5 points by newsisan 5369 days ago
Obviously, Stanford will be at the top.

But then what would you have?

MIT? Berkeley? Princeton? CMU? Cornell? Caltech? UIUC? UCSB? UCSD? UT Austin? U Michigan? UCLA? USC?

As an Australian, the process of choosing which to apply to is much more difficult because I can't ask my classmates/counsellors these questions!

7 comments

NYU is a great school to start a startup right now. This month alone we have:

> Fred Wilson speaking on campus about biotech startups,

> NYU Startup Week, with discussions on raising investment, working at a startup, etc,

> and a hackathon sponsored by hackNY[0], a fellowship for students interested in founding or working at a startup.

NYU is also 10 minutes away from General Assembly[1], possibly the largest tech co-working space in Manhattan.

[0] http://hackny.org/a/

[1] http://www.generalassemb.ly/

Disclaimer: I'm a grad student at NYU, and I actually chose this program over others because of the startup environment in New York.

I think that the University of Chicago is cultivating a great startup culture at Booth.

The Polsky Center for Entrepreneurship has some amazing resources: http://www.chicagobooth.edu/entrepreneurship/

The Booth School of Business has at least 6 Nobel Laureates as professors: http://www.chicagobooth.edu/

The New Venture Challenge (http://research.chicagobooth.edu/nvc/) has launched companies like http://grubhub.com, http://benchprep.com, http://bu.mp, http://www.braintreepaymentsolutions.com/, http://www.prepme.com/, etc.

UIUC - University of Illinois at Urbana Champaign.
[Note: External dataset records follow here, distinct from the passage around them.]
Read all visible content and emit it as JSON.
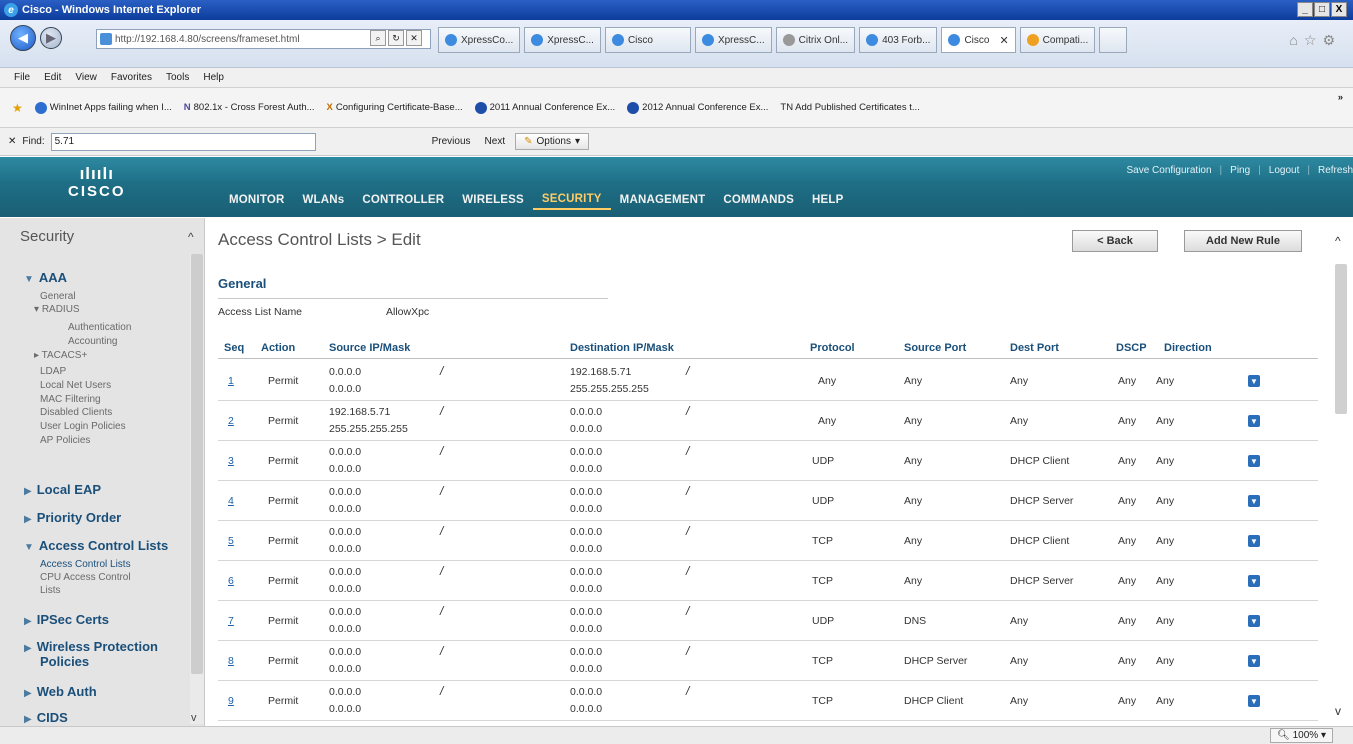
{
  "window": {
    "title": "Cisco - Windows Internet Explorer",
    "controls": [
      "_",
      "□",
      "X"
    ]
  },
  "browser": {
    "address": "http://192.168.4.80/screens/frameset.html",
    "tabs": [
      {
        "label": "XpressCo...",
        "active": false
      },
      {
        "label": "XpressC...",
        "active": false
      },
      {
        "label": "Cisco",
        "active": false
      },
      {
        "label": "XpressC...",
        "active": false
      },
      {
        "label": "Citrix Onl...",
        "active": false
      },
      {
        "label": "403 Forb...",
        "active": false
      },
      {
        "label": "Cisco",
        "active": true
      },
      {
        "label": "Compati...",
        "active": false
      }
    ],
    "menu": [
      "File",
      "Edit",
      "View",
      "Favorites",
      "Tools",
      "Help"
    ],
    "favorites": [
      "WinInet Apps failing when I...",
      "802.1x - Cross Forest Auth...",
      "Configuring Certificate-Base...",
      "2011 Annual Conference Ex...",
      "2012 Annual Conference Ex...",
      "TN Add Published Certificates t..."
    ],
    "find": {
      "label": "Find:",
      "value": "5.71",
      "previous": "Previous",
      "next": "Next",
      "options": "Options"
    },
    "zoom": "100%"
  },
  "wlc": {
    "logo_bars": "ılıılı",
    "logo_word": "CISCO",
    "top_links": [
      "Save Configuration",
      "Ping",
      "Logout",
      "Refresh"
    ],
    "nav": [
      {
        "label": "MONITOR",
        "active": false
      },
      {
        "label": "WLANs",
        "active": false
      },
      {
        "label": "CONTROLLER",
        "active": false
      },
      {
        "label": "WIRELESS",
        "active": false
      },
      {
        "label": "SECURITY",
        "active": true
      },
      {
        "label": "MANAGEMENT",
        "active": false
      },
      {
        "label": "COMMANDS",
        "active": false
      },
      {
        "label": "HELP",
        "active": false
      }
    ]
  },
  "sidebar": {
    "title": "Security",
    "aaa": "AAA",
    "general": "General",
    "radius": "RADIUS",
    "authentication": "Authentication",
    "accounting": "Accounting",
    "tacacs": "TACACS+",
    "ldap": "LDAP",
    "local_net_users": "Local Net Users",
    "mac_filtering": "MAC Filtering",
    "disabled_clients": "Disabled Clients",
    "user_login_policies": "User Login Policies",
    "ap_policies": "AP Policies",
    "local_eap": "Local EAP",
    "priority_order": "Priority Order",
    "acl": "Access Control Lists",
    "acl_sub": "Access Control Lists",
    "cpu_acl_1": "CPU Access Control",
    "cpu_acl_2": "Lists",
    "ipsec": "IPSec Certs",
    "wpp_1": "Wireless Protection",
    "wpp_2": "Policies",
    "web_auth": "Web Auth",
    "cids": "CIDS"
  },
  "page": {
    "title": "Access Control Lists > Edit",
    "back_button": "< Back",
    "add_rule_button": "Add New Rule",
    "section": "General",
    "acl_name_label": "Access List Name",
    "acl_name_value": "AllowXpc"
  },
  "table": {
    "headers": {
      "seq": "Seq",
      "action": "Action",
      "source": "Source IP/Mask",
      "dest": "Destination IP/Mask",
      "protocol": "Protocol",
      "source_port": "Source Port",
      "dest_port": "Dest Port",
      "dscp": "DSCP",
      "direction": "Direction"
    },
    "rows": [
      {
        "seq": "1",
        "action": "Permit",
        "src_ip": "0.0.0.0",
        "src_mask": "0.0.0.0",
        "dst_ip": "192.168.5.71",
        "dst_mask": "255.255.255.255",
        "protocol": "Any",
        "source_port": "Any",
        "dest_port": "Any",
        "dscp": "Any",
        "direction": "Any"
      },
      {
        "seq": "2",
        "action": "Permit",
        "src_ip": "192.168.5.71",
        "src_mask": "255.255.255.255",
        "dst_ip": "0.0.0.0",
        "dst_mask": "0.0.0.0",
        "protocol": "Any",
        "source_port": "Any",
        "dest_port": "Any",
        "dscp": "Any",
        "direction": "Any"
      },
      {
        "seq": "3",
        "action": "Permit",
        "src_ip": "0.0.0.0",
        "src_mask": "0.0.0.0",
        "dst_ip": "0.0.0.0",
        "dst_mask": "0.0.0.0",
        "protocol": "UDP",
        "source_port": "Any",
        "dest_port": "DHCP Client",
        "dscp": "Any",
        "direction": "Any"
      },
      {
        "seq": "4",
        "action": "Permit",
        "src_ip": "0.0.0.0",
        "src_mask": "0.0.0.0",
        "dst_ip": "0.0.0.0",
        "dst_mask": "0.0.0.0",
        "protocol": "UDP",
        "source_port": "Any",
        "dest_port": "DHCP Server",
        "dscp": "Any",
        "direction": "Any"
      },
      {
        "seq": "5",
        "action": "Permit",
        "src_ip": "0.0.0.0",
        "src_mask": "0.0.0.0",
        "dst_ip": "0.0.0.0",
        "dst_mask": "0.0.0.0",
        "protocol": "TCP",
        "source_port": "Any",
        "dest_port": "DHCP Client",
        "dscp": "Any",
        "direction": "Any"
      },
      {
        "seq": "6",
        "action": "Permit",
        "src_ip": "0.0.0.0",
        "src_mask": "0.0.0.0",
        "dst_ip": "0.0.0.0",
        "dst_mask": "0.0.0.0",
        "protocol": "TCP",
        "source_port": "Any",
        "dest_port": "DHCP Server",
        "dscp": "Any",
        "direction": "Any"
      },
      {
        "seq": "7",
        "action": "Permit",
        "src_ip": "0.0.0.0",
        "src_mask": "0.0.0.0",
        "dst_ip": "0.0.0.0",
        "dst_mask": "0.0.0.0",
        "protocol": "UDP",
        "source_port": "DNS",
        "dest_port": "Any",
        "dscp": "Any",
        "direction": "Any"
      },
      {
        "seq": "8",
        "action": "Permit",
        "src_ip": "0.0.0.0",
        "src_mask": "0.0.0.0",
        "dst_ip": "0.0.0.0",
        "dst_mask": "0.0.0.0",
        "protocol": "TCP",
        "source_port": "DHCP Server",
        "dest_port": "Any",
        "dscp": "Any",
        "direction": "Any"
      },
      {
        "seq": "9",
        "action": "Permit",
        "src_ip": "0.0.0.0",
        "src_mask": "0.0.0.0",
        "dst_ip": "0.0.0.0",
        "dst_mask": "0.0.0.0",
        "protocol": "TCP",
        "source_port": "DHCP Client",
        "dest_port": "Any",
        "dscp": "Any",
        "direction": "Any"
      }
    ]
  }
}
Though I may be biased since it is my alma mater. They have the Technology Entrepreneurship Center, as well as a great Research Park. Most of the startups are more big data focused, or come straight out of R&D projects. They also have the National Center for Supercomputing Applications located there; so all in all great technical resources at your behest. How you utilize them is a completely different part of the equation. Inevitably, startups are more dependent on the founders and their zeal than anything else.
Georgia Tech is a great entrepreneurial hub in the South. I would highly recommend looking them up and also checking out their affiliate program, ATDC: http://atdc.org/

I know they run incubator-like programs specifically for undergraduates, so that's pretty cool.

I live in Atlanta right now, so feel free to contact me if you're curious about anything. Also, I graduated from the University of Michigan a few months back, so I know a bit about their tech/entrepreneurial culture as well.

MIT has some partnership programs with Stanford and also host an entrepreneurship competition now where the winner can win money as well. See here: http://mit100k.org/

There's also this: http://www.vlab.org/

As a disclaimer, I'm not associated with MIT and never attended or even been on their campus so I can't say much other than the above. I come from the Stanford side of things. Although I did attend some VLAB events.

Does it have to be in U.S.? UWaterloo (Canada) has dedicated student residence as a startup incubator http://velocity.uwaterloo.ca/
I know caltech is trying to be but isn't. It's way more academic.